« Le commencement qu’ont eu les âmes est pareil à la fin qu’elles espèrent, elles furent déjà sans aucun doute, dès le début, dans les réalités qu’on ne voit pas et qui sont éternelles… »

Afin d’expliquer la raison de la présence des âmes dans des composés charnels, Origène – dont le Régime Écossais Rectifié qui a hérité sa doctrine initiatique de Martinès de Pasqually († 1774) reprend les propositions -, fit sienne également une thèse qui se retrouve chez Plotin, connue sous le nom « d’ensomatose » (littéralement « l’enfermement » ou « l’immersion » dans un corps), c’est-à-dire d’un « éloignement » par lassitude, ou « refroidissement » de l’amour à l’égard de la Divinité, ayant conduit les substances intellectuelles à se mettre à distance de leur état d’union contemplative qu’elles avaient en partage avec le « Principe » [1].

La conséquence directe de ce « refroidissement », ne fut autre que la « chute », c’est-à-dire la  « descente » (katabolè) qui vit les âmes d’essence incréées, être brutalement précipitées des régions spirituelles où elles se trouvaient depuis l’origine, vers le monde terrestre matériel devenu pour elles un lieu d’exil « nécessaire », et une terrible prison.

Analysant le texte de l’Écriture, Origène s’attacha à mettre en lumière le sens de la formule utilisée par les synoptiques lorsqu’ils évoquent la « fondation du monde » (Matthieu, 13, 25 ; 25, 34 ; Luc 11, 50), formule reprise ensuite par saint Paul dans ses Épîtres, qui fait référence à une notion de « descente », d’évidente dégradation. Les écrivains sacrés employèrent le terme καταβολή (katabolè), provenant du verbe καταβάλλω (kattaballô), c’est-à-dire l’action de « jeter de haut en bas » pour parler de la création du monde matériel, et Origène considérera que cela ne provenait pas d’un contresens de leur part, mais d’une nette volonté de nous indiquer le caractère descendant du geste créateur, alors même qu’il eût été possible, et normal en pareille circonstance, d’utiliser le terme  kτίσις (ktisis), signifiant positivement « Création » au sens plénier et originel.

Origène écrit : « Je pense que, puisque la fin et la consommation des saints s’accompliront dans les réalités qu’on ne voit pas et qui sont éternelles, d’une réflexion sur cette fin on peut déduire, selon le principe que nous avons fréquemment exposé, que les créatures raisonnables ont eu un commencement semblable.
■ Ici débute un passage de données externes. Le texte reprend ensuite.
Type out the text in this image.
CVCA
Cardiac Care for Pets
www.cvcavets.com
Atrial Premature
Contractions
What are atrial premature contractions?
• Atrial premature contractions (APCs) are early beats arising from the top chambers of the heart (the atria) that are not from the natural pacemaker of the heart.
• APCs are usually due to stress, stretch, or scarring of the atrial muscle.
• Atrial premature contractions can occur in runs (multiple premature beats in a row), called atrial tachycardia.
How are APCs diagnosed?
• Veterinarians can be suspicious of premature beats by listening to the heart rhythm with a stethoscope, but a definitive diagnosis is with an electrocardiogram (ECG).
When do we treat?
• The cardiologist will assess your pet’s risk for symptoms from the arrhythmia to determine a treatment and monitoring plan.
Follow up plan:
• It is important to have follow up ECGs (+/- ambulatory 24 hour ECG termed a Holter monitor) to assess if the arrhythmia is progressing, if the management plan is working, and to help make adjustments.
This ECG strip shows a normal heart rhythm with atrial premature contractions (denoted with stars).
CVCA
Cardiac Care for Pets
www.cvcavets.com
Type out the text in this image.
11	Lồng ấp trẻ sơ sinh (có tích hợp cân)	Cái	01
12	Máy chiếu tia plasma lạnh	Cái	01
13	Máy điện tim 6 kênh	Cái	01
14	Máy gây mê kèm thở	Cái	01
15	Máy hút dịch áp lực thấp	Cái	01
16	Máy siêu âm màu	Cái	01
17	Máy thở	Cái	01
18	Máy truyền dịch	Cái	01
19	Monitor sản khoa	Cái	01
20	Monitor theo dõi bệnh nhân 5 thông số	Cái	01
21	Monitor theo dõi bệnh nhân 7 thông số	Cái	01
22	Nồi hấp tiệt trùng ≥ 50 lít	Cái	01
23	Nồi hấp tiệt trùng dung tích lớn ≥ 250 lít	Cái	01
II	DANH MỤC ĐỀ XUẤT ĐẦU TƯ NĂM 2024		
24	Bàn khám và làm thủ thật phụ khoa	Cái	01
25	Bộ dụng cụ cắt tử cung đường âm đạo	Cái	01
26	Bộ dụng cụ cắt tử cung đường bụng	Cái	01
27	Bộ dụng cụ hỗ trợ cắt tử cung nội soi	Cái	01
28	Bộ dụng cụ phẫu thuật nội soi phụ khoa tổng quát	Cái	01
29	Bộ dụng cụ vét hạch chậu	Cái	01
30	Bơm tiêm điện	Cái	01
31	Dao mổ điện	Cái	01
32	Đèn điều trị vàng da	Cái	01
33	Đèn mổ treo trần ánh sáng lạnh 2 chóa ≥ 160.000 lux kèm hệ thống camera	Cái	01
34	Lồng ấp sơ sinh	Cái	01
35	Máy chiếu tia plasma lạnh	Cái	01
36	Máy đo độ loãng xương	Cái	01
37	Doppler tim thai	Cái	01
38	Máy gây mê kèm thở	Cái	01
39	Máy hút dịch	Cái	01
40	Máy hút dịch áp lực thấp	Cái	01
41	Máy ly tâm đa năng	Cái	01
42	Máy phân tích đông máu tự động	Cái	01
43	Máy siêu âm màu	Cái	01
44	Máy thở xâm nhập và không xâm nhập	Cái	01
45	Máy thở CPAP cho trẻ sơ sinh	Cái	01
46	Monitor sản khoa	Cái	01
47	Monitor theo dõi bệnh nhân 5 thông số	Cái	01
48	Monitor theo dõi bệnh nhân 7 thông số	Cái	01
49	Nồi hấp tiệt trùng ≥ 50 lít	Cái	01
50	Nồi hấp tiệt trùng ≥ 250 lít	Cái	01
Et si le commencement qu’elles ont eu est pareil à la fin qu’elles espèrent, elles furent déjà sans aucun doute, dès le début, dans les réalités qu’on ne voit pas et qui sont éternelles. S’il en est ainsi, sont descendues de haut en bas non seulement les âmes qui l’ont mérité par leurs mouvements divers, mais encore celles qui pour servir ce monde ont été menées, bien que ne le voulant pas, de ces réalités-là, supérieures et invisibles, à ces réalités-ci, inférieures et visibles. À la vanité en effet la création est soumise, sans qu’elle le veuille, mais à cause de celui qui l’a soumise, dans l’espoir, afin que le soleil, la lune, les étoiles et les anges de Dieu accomplissent leur ministère envers le monde..[2]»

Le Phénix Renaissant, « L’immortalité de l’âme, son ‘‘émanation’’ et sa ‘‘réintégration’’ selon le Régime Écossais Rectifié », n° 7, 2021, pp. 80-82.

Notes.

[1] Dans une étude remarquable, André Bord a montré la proximité des vues plotiniennes avec celles du christianisme, ayant mis en lumière les correspondances thématiques existant entre Plotin et saint Jean de la Croix († 1591), notamment concernant la situation de l’âme tombée dans les « fers de la matière », ce qui n’est pas sans rappeler, évidemment, les positions d’Origène, qui participent d’une identique similarité sur le sujet en des termes quasi similaires : « L’âme a voulu être à elle, paradoxe, elle s’oublie, vit hors d’elle, à la poursuite de son ombre. Enchaînée, elle n’agit que par les sens. Devenue un fragment de l’univers, elle est assujettie au Destin. C’est la perte des ailes, l’emprisonnement dans le corps, la déviation de la voie innocente […].» (A. Bord, Plotin et Jean de la Croix, Beauchesne, 1996, p. 78.).

[2] Origène, Traité des Principes, Livre III, 8e traité, III, 5-6.